With respect to the specifics here, we're talking about staging multiple tables and then kicking off multiple profiling jobs. The Data Explorer presently does not support multi-object selection and there is no API method for executing a profiling job.
Post the release of v2.0 we plan to release APIs that potentially could support synchronizing selections of tables from lists or from other systems like Collibra etc but this is not an option today.7
Answers
Thanks Clinton!
Hi @Clinton Jones. Is there any update to your response above that is applicable in the future roadmap of 2.0?
I can certainly see a use case here.
Was wondering whether there is the ability to create data driven workflows that could for example, profile specific tables if sufficient metadata was provided that determines the data source, entities and attributes that we might wish to profile and then potentially pass these as parameters to execute "profiling" workflow via a Rest API call. Does that make sense?

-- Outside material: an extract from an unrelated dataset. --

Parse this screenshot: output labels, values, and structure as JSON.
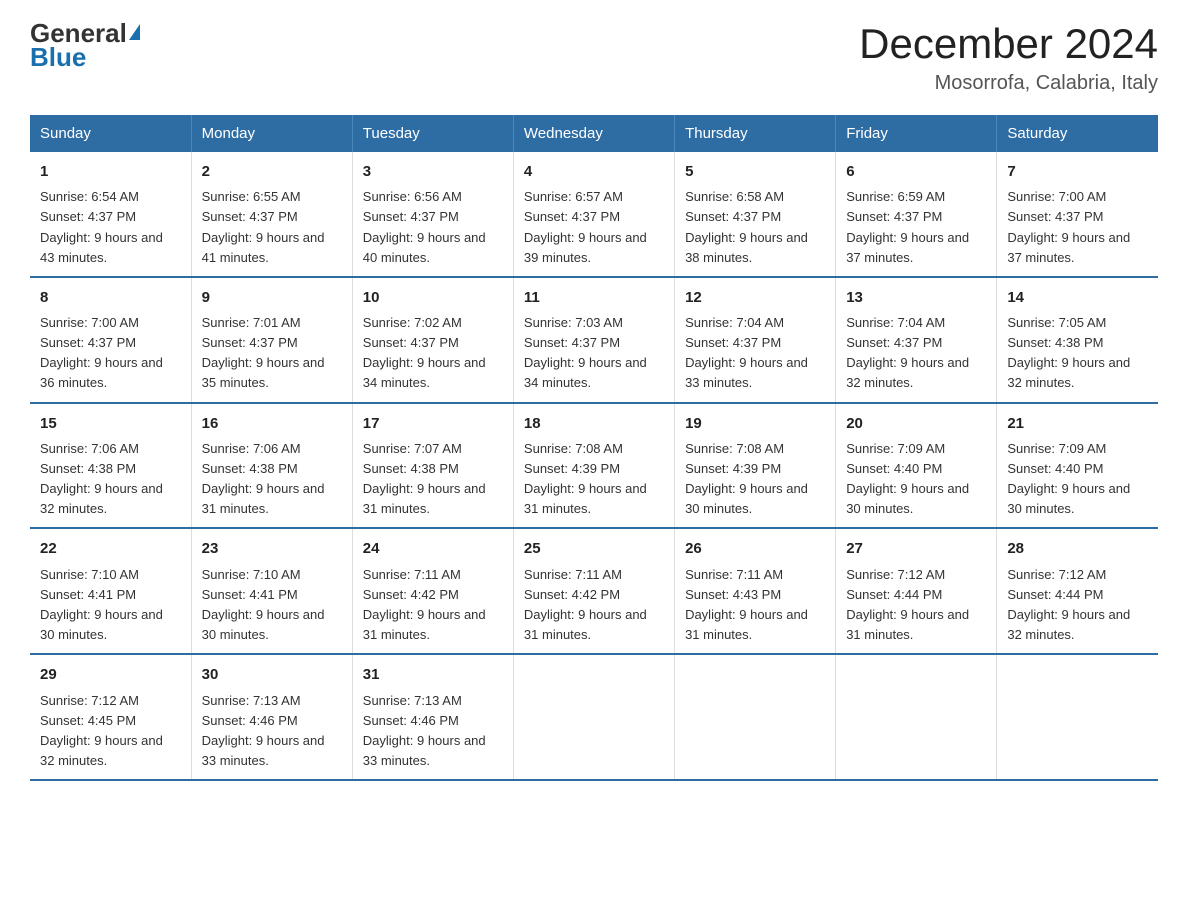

In addition is there any consideration or technical constraint to add the ability to perform multi column value or frequency analysis as there was in Pandora?
Many thanks
Daniel
@DTAconsulting what we're looking to do is to instrument data studio for support of cataloging solutions - this would facilitate adding a lot of source in a single pass.
With the new design of v2 sources you can set up a view which is a profile of a dataset but views are generated dynamically so we would have to experiment with the practicality of using the combination of a "drop zone" and a profiling view would be generated on the latest view of the data but it does beg the question whether you shouldn't in fact have a specific intent with a workflow based on a schedule.
Mass profiling has been observed to be an uncommon requirement and more of an edge case, it is time consuming and resource expensive.
We may need to look at a trigger on certain kinds of views tied to drop zone events.